O esforço deve juntar-se à oração. Deus não atende o pedido da alma que pretende conseguir uma virtude mantendo-se na inércia. «O homem espiritual incrementa a perfeição de sua fortaleza pelo exercício cujo fito é vencer os movimentos da alma.» Sim, incrementa-se a fortaleza pelos esforços; e quanto mais enérgicos estes são, tanto mais forte se torna a alma. Desenvolve-se pela violência que se emprega em dominar os nervos, conter as emoções, repelir as tentações, praticar as virtudes difíceis. Desenvolve-se, sobretudo, quando se persevera muito tempo sustentando as mesmas lutas. Para realizar generosamente estes esforços, é preciso ponderar a pequenez dos males recebidos, males que duram tão pouco, e a grandeza dos bens prometidos, bens inapreciáveis e eternos.
Quantas pessoas não exclamam sem cessar: «Oh! como é custosa esta virtude!… não posso; é impossível!… etc.» Palavras deprimentes, covardes, mentirosas! Pode-se quando se quer, porque Deus nada nos pede acima das nossas forças. Muito mais acertado e mais consolador é dizer «Oh! quão bela é esta virtude! quanto agrada! Deus há de me ajudar; tudo posso n’Aquele que me fortalece.» É confortador, sobretudo, agir por puro amor: tudo o que excita o amor, aumenta a coragem. «A fortaleza, assevera santo Agostinho, é o amor que suporta tudo pelo objeto amado.» Se o ato de virtude que a graça sugere, se afigura muito duro, façamos um ato de amor e, sem mais cogitações, atiremo-nos ao sacrifício, como o soldado que quer tomar de assalto a posição adversa, se precipita sobre o inimigo, sem hesitar sem olhar para trás.

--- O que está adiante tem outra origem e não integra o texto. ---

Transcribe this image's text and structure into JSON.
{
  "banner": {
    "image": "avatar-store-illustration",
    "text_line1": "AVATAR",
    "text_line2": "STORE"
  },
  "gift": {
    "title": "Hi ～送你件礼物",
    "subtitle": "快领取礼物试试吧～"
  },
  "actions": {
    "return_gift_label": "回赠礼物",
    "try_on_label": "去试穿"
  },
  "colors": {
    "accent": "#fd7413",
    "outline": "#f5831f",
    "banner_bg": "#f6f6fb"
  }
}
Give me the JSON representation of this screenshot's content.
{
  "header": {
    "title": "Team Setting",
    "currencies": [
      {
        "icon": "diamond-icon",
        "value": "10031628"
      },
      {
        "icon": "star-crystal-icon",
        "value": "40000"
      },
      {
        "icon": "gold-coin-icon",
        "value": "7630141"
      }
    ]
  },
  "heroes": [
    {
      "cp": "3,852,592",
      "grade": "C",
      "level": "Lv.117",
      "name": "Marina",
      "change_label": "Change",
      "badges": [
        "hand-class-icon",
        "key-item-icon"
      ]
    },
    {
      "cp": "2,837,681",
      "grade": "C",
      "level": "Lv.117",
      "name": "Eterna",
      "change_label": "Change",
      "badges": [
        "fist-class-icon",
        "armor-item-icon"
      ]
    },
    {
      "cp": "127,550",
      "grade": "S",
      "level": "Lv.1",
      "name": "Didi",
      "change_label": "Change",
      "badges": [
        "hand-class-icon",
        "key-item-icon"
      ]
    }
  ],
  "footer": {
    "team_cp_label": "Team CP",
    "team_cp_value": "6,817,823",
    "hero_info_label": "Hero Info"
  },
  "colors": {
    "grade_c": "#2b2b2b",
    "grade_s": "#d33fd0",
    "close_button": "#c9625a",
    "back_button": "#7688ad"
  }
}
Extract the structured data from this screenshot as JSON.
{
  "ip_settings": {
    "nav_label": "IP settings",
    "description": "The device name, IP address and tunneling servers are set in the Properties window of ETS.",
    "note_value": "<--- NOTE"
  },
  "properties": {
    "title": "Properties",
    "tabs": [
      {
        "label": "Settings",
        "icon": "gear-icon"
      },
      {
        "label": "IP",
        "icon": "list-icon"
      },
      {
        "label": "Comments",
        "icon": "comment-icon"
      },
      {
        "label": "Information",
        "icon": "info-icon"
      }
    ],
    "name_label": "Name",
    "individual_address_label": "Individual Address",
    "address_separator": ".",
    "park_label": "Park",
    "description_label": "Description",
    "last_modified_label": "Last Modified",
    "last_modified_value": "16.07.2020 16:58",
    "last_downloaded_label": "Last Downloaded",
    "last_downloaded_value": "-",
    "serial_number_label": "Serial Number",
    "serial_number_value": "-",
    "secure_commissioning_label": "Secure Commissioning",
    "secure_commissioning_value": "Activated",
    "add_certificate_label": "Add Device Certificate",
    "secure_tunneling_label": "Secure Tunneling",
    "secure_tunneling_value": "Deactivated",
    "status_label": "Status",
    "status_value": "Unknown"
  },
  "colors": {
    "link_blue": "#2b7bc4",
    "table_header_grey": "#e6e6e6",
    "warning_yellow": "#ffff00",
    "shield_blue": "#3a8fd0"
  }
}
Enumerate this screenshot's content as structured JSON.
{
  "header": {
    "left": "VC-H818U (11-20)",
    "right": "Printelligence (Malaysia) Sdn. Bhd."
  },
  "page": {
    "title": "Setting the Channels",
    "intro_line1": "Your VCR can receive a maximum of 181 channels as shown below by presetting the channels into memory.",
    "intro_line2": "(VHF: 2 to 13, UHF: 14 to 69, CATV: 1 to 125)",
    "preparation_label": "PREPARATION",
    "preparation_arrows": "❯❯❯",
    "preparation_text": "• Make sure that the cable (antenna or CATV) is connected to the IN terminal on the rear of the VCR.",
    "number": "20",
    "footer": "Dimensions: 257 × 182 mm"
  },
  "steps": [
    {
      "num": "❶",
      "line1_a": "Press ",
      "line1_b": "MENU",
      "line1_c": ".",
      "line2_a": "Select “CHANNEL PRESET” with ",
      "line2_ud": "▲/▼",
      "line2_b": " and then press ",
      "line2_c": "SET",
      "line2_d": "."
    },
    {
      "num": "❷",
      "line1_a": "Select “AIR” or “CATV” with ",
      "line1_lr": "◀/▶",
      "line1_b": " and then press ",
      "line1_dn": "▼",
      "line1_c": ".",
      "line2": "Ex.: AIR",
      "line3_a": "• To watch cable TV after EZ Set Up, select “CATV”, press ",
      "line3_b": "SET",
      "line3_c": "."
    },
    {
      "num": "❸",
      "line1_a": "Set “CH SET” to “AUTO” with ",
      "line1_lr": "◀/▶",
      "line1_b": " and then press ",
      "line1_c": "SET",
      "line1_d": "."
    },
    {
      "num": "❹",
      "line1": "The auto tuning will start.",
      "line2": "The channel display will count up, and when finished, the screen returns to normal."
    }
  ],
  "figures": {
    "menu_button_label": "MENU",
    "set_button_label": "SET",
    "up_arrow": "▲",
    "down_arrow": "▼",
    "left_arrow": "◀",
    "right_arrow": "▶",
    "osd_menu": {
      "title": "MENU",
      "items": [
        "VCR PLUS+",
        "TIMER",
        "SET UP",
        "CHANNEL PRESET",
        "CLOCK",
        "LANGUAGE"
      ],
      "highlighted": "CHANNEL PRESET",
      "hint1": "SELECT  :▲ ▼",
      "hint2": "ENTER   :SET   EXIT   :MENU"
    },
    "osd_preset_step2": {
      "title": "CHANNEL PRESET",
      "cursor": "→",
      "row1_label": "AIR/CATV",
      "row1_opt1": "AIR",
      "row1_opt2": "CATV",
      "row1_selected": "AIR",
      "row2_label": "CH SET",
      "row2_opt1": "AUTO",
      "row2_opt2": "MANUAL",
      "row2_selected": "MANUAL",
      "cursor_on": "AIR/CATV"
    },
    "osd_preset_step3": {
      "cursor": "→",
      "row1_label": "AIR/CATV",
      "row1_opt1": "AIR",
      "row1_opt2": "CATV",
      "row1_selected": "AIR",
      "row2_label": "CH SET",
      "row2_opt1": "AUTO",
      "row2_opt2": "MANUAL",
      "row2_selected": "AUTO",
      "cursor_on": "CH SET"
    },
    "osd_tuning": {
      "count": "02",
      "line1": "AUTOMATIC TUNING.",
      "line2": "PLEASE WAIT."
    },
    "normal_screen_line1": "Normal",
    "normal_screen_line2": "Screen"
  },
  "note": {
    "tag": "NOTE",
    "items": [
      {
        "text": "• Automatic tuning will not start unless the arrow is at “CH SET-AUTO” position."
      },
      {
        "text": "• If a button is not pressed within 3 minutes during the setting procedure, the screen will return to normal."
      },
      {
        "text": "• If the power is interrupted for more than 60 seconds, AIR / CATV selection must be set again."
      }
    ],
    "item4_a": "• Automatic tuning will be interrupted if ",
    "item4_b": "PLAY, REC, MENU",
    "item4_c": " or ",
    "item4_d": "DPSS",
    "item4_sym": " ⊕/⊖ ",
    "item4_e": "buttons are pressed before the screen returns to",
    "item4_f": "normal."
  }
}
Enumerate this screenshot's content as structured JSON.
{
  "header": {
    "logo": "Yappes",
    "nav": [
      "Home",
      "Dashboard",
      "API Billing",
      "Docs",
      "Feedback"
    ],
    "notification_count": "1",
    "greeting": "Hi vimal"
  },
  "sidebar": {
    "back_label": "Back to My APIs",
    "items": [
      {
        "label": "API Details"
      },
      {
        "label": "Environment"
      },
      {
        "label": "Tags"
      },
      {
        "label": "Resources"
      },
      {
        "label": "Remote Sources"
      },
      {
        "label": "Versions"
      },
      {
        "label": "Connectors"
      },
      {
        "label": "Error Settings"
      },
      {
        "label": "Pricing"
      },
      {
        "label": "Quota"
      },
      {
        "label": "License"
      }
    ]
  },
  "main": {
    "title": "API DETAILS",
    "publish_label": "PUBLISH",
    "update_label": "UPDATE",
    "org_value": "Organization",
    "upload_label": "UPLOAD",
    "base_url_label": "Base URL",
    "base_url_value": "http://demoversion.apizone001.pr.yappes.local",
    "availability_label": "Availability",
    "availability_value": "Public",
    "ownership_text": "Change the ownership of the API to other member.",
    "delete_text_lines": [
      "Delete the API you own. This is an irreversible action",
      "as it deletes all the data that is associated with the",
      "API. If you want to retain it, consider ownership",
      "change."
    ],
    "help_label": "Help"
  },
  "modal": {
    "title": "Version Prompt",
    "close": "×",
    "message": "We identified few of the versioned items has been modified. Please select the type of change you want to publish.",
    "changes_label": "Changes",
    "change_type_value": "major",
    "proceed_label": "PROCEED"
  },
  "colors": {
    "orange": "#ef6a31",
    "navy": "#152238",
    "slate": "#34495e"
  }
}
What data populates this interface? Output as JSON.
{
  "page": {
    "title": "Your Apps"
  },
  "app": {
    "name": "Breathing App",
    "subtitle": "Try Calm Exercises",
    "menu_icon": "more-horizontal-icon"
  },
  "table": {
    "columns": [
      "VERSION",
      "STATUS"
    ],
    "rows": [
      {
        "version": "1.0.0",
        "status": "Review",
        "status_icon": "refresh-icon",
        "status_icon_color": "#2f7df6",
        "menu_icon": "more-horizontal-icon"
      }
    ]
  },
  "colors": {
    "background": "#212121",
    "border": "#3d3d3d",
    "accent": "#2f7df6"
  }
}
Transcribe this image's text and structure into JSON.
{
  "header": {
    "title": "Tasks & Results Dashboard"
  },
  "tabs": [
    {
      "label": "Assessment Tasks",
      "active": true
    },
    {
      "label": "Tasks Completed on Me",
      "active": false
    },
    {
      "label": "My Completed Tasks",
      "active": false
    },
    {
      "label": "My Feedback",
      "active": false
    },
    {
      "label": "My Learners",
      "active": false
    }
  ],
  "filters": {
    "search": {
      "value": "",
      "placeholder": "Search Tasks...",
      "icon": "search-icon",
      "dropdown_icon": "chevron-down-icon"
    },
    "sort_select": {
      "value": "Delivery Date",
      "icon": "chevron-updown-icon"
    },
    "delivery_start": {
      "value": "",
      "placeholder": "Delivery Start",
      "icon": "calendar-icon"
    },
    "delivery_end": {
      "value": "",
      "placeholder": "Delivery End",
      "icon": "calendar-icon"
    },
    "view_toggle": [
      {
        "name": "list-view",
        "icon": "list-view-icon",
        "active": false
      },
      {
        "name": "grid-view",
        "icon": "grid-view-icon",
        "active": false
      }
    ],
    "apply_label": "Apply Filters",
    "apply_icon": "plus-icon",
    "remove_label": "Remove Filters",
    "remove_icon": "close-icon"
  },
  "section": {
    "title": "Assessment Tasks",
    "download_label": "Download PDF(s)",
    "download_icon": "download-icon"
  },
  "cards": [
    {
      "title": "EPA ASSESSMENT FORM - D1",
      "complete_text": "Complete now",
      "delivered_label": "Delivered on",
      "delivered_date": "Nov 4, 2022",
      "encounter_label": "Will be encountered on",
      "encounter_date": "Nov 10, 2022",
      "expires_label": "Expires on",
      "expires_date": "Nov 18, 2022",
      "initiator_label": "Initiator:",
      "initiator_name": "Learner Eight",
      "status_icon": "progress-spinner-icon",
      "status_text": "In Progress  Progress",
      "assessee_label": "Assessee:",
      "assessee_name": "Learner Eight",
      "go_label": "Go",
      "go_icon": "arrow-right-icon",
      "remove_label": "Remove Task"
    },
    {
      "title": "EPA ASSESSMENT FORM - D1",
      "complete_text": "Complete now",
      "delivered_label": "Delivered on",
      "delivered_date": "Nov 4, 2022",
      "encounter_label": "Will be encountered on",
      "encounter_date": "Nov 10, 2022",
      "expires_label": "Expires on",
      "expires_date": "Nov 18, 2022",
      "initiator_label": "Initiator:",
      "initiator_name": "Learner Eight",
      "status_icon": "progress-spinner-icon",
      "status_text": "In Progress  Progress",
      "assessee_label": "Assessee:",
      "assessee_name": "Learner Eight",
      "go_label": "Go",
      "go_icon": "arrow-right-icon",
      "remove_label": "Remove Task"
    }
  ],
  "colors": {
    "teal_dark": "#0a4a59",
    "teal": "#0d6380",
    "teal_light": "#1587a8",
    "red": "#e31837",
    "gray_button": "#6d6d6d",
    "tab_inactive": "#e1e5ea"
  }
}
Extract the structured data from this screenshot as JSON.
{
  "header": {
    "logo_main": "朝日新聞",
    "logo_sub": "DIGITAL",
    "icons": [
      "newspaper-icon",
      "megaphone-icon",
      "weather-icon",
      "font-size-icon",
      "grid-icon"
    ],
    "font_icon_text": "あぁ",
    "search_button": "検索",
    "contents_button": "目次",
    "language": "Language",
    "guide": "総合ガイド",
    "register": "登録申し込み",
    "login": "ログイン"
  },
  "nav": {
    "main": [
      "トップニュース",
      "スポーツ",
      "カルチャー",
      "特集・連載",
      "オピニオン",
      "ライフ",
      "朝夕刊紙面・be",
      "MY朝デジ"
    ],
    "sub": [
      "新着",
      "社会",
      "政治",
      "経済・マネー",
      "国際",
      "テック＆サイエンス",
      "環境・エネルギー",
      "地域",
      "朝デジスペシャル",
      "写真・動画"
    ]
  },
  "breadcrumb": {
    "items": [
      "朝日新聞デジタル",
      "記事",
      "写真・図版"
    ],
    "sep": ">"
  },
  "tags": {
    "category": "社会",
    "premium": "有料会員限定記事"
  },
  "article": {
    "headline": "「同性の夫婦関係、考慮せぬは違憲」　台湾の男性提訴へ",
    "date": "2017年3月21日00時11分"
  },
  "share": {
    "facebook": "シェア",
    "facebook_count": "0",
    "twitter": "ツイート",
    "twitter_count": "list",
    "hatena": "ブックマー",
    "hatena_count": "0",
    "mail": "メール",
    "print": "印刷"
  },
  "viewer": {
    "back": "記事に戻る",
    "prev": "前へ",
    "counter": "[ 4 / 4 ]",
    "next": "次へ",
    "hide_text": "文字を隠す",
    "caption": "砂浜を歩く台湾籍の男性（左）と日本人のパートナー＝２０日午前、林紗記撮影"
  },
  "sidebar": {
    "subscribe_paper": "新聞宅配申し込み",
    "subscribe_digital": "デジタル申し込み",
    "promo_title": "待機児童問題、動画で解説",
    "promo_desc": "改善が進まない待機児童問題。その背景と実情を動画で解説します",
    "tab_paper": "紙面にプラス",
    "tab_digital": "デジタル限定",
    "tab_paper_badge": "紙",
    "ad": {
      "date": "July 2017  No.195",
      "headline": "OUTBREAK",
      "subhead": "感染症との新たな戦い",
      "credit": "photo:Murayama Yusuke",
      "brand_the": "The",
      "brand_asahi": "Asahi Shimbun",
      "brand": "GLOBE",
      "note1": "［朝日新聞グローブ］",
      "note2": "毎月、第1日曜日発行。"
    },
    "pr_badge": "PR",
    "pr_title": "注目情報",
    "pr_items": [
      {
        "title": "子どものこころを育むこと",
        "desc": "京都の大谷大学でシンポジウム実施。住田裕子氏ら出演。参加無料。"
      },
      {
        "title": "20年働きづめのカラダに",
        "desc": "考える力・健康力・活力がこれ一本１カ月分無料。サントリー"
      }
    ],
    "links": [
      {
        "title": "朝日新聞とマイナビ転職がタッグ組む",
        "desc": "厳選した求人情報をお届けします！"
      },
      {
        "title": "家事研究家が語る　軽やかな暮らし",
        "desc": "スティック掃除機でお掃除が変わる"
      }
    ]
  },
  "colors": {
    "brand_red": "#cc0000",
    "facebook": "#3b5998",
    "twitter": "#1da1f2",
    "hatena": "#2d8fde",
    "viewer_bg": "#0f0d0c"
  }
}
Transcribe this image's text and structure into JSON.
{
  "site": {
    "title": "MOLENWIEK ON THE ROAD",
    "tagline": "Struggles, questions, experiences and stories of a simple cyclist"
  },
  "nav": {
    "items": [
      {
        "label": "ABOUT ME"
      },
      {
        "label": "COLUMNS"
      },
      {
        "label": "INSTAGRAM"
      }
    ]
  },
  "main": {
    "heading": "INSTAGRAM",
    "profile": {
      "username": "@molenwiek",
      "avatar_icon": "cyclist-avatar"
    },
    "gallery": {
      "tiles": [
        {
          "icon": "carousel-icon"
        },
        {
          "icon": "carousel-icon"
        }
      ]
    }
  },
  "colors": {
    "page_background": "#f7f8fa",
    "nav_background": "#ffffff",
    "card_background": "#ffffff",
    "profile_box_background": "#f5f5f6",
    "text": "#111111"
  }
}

Custa pouco um esforço passageiro: prova-se a verdadeira fortaleza da alma pela constância. A versatilidade provém de uma falta de juízo e de prudência, quando, após justas ponderações, o espírito não se atém invariavelmente às conclusões que sabiamente deduziu. A maioria das vezes, todavia, provém de uma falta de firmeza, abandonando a vontade suas resoluções por frouxidão ou tibieza. É ainda o amor que dá a perseverança, porque quem age por amor, nunca se cansa de se sacrificar por aquele que ama, e longe de esmorecer, torna-se cada vez mais ardente. «Considerai, dizia santo Atanásio, fazendo o elogio de santo Antão, que grande servo de Deus foi Antão que, da adolescência até a velhice mais avançada – morreu com cento e cinco anos – conservou sempre o mesmo ardor na vida espiritual, sem nunca desejar uma comida mais conveniente para sua idade, nem outras roupas para seu corpo extenuado.» Assim procedem todos os santos, todos os verdadeiros amigos de Deus.